In Fig. 4 we show the distribution of (indirect) band gaps calculated with both PBEsol and SCAN. As expected, the curves decay monotonically with the value of the gap, and exhibit a fat tail that extends beyond 10 eV. It is known that PBEsol, as well as PBE, strongly underestimate the value of the band gaps by essentially a factor of two, leading to mean absolute percentage errors bordering the 50%^45,46 with respect to experiment. This is to some extent corrected by SCAN, that increases consistently the band gaps leading to a mean absolute percentage error of around 40%^45,46. This increase is evident from Fig. 4, where the SCAN band gap distribution is shifted to the right with respect to PBEsol.

Fig. 4

Left: Distribution and scatter plots of the (in)direct band gaps calculated with PBEsol and SCAN at the PBEsol geometry. The width of the bins is 0.1 eV. Right: Distribution and scatter plots of the distances to the convex hull calculated with PBEsol and SCAN at PBEsol geometries. The corresponding hulls contain 40246 and 38692 materials. The width of the bins is 2 meV/atom.

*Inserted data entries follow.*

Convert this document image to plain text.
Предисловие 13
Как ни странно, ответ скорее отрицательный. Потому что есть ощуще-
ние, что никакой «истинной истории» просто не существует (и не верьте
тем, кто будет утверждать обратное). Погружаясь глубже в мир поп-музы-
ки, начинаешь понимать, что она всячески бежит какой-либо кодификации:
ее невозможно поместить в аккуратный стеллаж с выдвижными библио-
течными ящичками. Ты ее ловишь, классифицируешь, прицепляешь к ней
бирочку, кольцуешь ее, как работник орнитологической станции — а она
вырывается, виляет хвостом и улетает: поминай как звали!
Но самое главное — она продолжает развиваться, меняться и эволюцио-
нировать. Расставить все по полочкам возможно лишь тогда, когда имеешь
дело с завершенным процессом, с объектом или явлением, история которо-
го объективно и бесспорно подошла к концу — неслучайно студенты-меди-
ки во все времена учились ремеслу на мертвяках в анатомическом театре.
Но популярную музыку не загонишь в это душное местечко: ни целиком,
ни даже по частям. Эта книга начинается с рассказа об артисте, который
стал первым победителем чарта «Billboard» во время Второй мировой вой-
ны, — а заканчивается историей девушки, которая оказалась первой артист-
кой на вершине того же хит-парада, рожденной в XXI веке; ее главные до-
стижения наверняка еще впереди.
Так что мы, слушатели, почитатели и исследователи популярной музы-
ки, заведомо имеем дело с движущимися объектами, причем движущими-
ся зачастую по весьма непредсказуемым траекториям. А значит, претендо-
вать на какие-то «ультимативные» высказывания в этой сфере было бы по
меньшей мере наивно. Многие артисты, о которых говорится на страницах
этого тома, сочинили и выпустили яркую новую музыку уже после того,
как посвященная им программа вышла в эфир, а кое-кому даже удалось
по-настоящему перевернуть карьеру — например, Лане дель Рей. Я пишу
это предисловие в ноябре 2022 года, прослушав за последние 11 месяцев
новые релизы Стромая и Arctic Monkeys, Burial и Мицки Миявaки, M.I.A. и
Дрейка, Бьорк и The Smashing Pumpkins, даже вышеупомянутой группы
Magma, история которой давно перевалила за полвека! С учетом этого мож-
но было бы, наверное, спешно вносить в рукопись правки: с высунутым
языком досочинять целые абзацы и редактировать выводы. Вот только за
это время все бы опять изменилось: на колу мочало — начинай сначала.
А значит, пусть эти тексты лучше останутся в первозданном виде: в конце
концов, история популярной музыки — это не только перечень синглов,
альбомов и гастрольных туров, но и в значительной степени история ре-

Finally, we performed an analysis of the convex hulls obtained with PBE, PBEsol, and SCAN. The hulls contained 36985, 40246 and 38692 materials respectively. These differences are expected, and mostly stem from relatively small changes in the formation energy for compounds that were close to the hull. The distributions of the distances to the convex hull of thermodynamic stability are plotted in the right panel of Fig. 4. For this plot, we always removed the compound under study from the hull, allowing therefore for negative distances. Although this allows for a better interpretation of the results, we should remember that technically speaking all compounds with negative distances should be placed strictly at zero. Both distributions grow fast for negative distances to the hull, having a marked peak at zero. The main contributors to this behavior are the experimental compounds. The number of materials with positive distance to the hull is relatively constant, until reaching our cutoff at ±0.2 eV/atom. This cutoff is obviously smeared for the PBEsol and SCAN calculations.

As an illustration, we plot in Fig. 5 the ternary phase diagrams of Li–Al–Cu and Mg–Sc–Zn. We see that the three functionals agree to a large extent on which are the stable materials. However, some differences are also clear. For example, MgZn is stable with the PBE functional but not with PBEsol or SCAN, or LiAl3 is unstable with SCAN but stable with the other two functionals. In any case, compounds that are stable with one functional do appear stable, or at least metastable with the other functionals. Of course, SCAN is the most accurate of the three functionals in what concerns formation energies and distances to the convex hull, so the SCAN diagrams should on average have the highest accuracy.

Fig. 5

Ternary phase diagrams of the Li–Al–Cu (upper panel) and Mg–Sc–Zn (lower panel) systems, calculated with the PBE (left), PBEsol (middle) and SCAN (right). The blue points indicate compositions on the convex hull, while red points denote materials that are within 50 meV/atom from the hull.

Usage Notes

The data can be downloaded from the Materials Cloud repository³⁶. The energies, compositions, and structures for each material are formatted as ComputedStructureEntries and stored as compressed json files. They can therefore be trivially loaded in python and analyzed with pymatgen. We note that we used version v2019.10.2 of pymatgen, but the data should be compatible with other versions.